II. Mu'tezilî Düşüncenin Tahlili


Fiilleri konusunda insana tam bir hürriyet ve bağımsızlık tanı­yarak, insanı, iradî fiillerinin yaratıcısı olarak kabul eden Mu'tezile'yi bu anlayışa sevkeden esas sebep şudur:

İnsan sorumlu ve mükellef bir varlıktır. Onun bu sorumlulu­ğunun âdil bir şekilde gerçekleşmesi için, fiillerini kendi hür ira­de ve kudretiyle yapmalıdır. Aksi halde, insanın fiillerini Allah yaratır da, sonra onu bu fiillerinden sorumlu tutarsa, bu, zulüm olur ve Allah'ın adaletiyle bağdaşmaz.

Mu'tezile benimsemiş olduğu beş temel prensipten "Adl"(Adâlet) prensibi içerisinde mütalaa ettiği bu düşüncelerin­den hareketle, insanın fiillerinde hür ve onların yaratıcısı olduğu görüşünü gerek naklî, gerekse aklî delillerle isbatlamaya çalış­mıştır.

Nakli deliller hususunda Mu'tezile, Cebriyye gibi, Kur'an âyetlerini tek taraflı değerlendirmiş ve Cebriyye'nin aksine, sadece, insana hürriyet ve hareket serbestisi nisbet eden âyetleri gözönünde bulundurmuştur. Böylece Mu'tezile, Cebriyye'nin tam zıt kutbunda yer alarak, onun aksine, insanın mutlak hürriyetini sa­vunmuştur.

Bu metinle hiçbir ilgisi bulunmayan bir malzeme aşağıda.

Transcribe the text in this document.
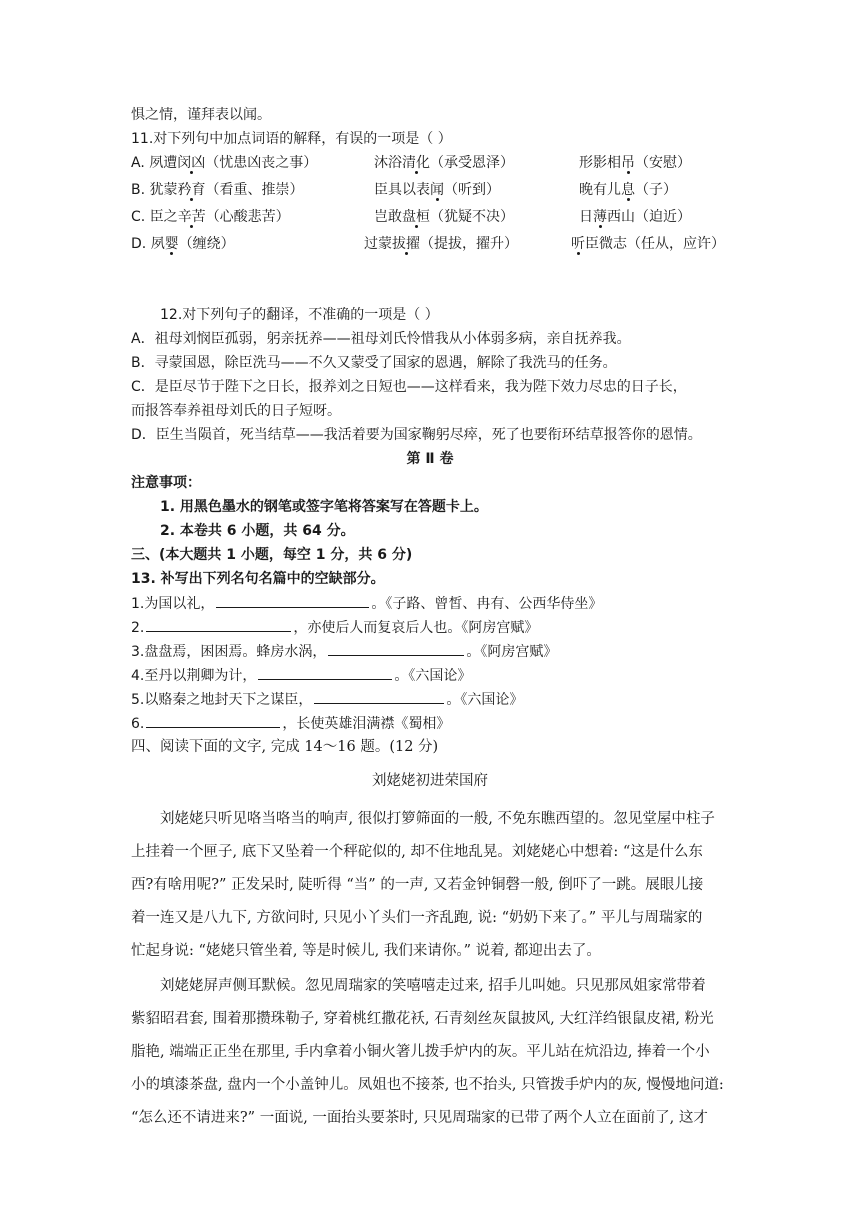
惧之情，谨拜表以闻。
11.对下列句中加点词语的解释，有误的一项是（ ）
A. 夙遭闵凶（忧患凶丧之事）	沐浴清化（承受恩泽）	形影相吊（安慰）
B. 犹蒙矜育（看重、推崇）	臣具以表闻（听到）	晚有儿息（子）
C. 臣之辛苦（心酸悲苦）	岂敢盘桓（犹疑不决）	日薄西山（迫近）
D. 夙婴（缠绕）	过蒙拔擢（提拔，擢升）	听臣微志（任从，应许）
12.对下列句子的翻译，不准确的一项是（ ）
A．祖母刘悯臣孤弱，躬亲抚养——祖母刘氏怜惜我从小体弱多病，亲自抚养我。
B．寻蒙国恩，除臣洗马——不久又蒙受了国家的恩遇，解除了我洗马的任务。
C．是臣尽节于陛下之日长，报养刘之日短也——这样看来，我为陛下效力尽忠的日子长，
而报答奉养祖母刘氏的日子短呀。
D．臣生当陨首，死当结草——我活着要为国家鞠躬尽瘁，死了也要衔环结草报答你的恩情。
第 Ⅱ 卷
注意事项：
1. 用黑色墨水的钢笔或签字笔将答案写在答题卡上。
2. 本卷共 6 小题，共 64 分。
三、(本大题共 1 小题，每空 1 分，共 6 分)
13. 补写出下列名句名篇中的空缺部分。
1.为国以礼，	。《子路、曾皙、冉有、公西华侍坐》
2.	，亦使后人而复哀后人也。《阿房宫赋》
3.盘盘焉，困困焉。蜂房水涡，	。《阿房宫赋》
4.至丹以荆卿为计，	。《六国论》
5.以赂秦之地封天下之谋臣，	。《六国论》
6.	，长使英雄泪满襟《蜀相》
四、阅读下面的文字, 完成 14～16 题。(12 分)
刘姥姥初进荣国府
刘姥姥只听见咯当咯当的响声, 很似打箩筛面的一般, 不免东瞧西望的。忽见堂屋中柱子
上挂着一个匣子, 底下又坠着一个秤砣似的, 却不住地乱晃。刘姥姥心中想着: “这是什么东
西?有啥用呢?” 正发呆时, 陡听得 “当” 的一声, 又若金钟铜磬一般, 倒吓了一跳。展眼儿接
着一连又是八九下, 方欲问时, 只见小丫头们一齐乱跑, 说: “奶奶下来了。” 平儿与周瑞家的
忙起身说: “姥姥只管坐着, 等是时候儿, 我们来请你。” 说着, 都迎出去了。
刘姥姥屏声侧耳默候。忽见周瑞家的笑嘻嘻走过来, 招手儿叫她。只见那凤姐家常带着
紫貂昭君套, 围着那攒珠勒子, 穿着桃红撒花袄, 石青刻丝灰鼠披风, 大红洋绉银鼠皮裙, 粉光
脂艳, 端端正正坐在那里, 手内拿着小铜火箸儿拨手炉内的灰。平儿站在炕沿边, 捧着一个小
小的填漆茶盘, 盘内一个小盖钟儿。凤姐也不接茶, 也不抬头, 只管拨手炉内的灰, 慢慢地问道:
“怎么还不请进来?” 一面说, 一面抬头要茶时, 只见周瑞家的已带了两个人立在面前了, 这才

Halbuki bizim, "Kur'an'da İlâhî İrade ve Fiiller" başlığı altın­da zikrettiğimiz üzere, Kur'an, insanın sorumluluğunu kabul et­mekle beraber, yaratmayı, sadece ve sadece Allah'a nisbet etmiş, bu konuda O'na hiçbir ortak kabul etmemiştir. Yani Kur'an'a gö­re, Allah yaratma hususunda mutlak tektir. Dolayısiyle, hangi şe­kil ve surette olursa olsun, yaratmayı O'ndan başkasına nisbet et­mek mümkün değildir. İlgili bahiste bu âyetleri zikrettiğimiz için burada onları tekrarlamak istemiyoruz. Ancak, bir hatırlatma ka­bilinden olmak üzere bu âyetlerden birkaçını burada yeniden zik­retmekte fayda vardır. Allah şöyle buyurur:

"Yoksa O'nun yarattığı gibi yaratan ortaklar buldular da, bu yaratma onlarca birbirine benzer mi göründü ? De ki: Allah her şeyi yaratandır. Ve O birdir, güçlüdür ve kahredicidir." 588.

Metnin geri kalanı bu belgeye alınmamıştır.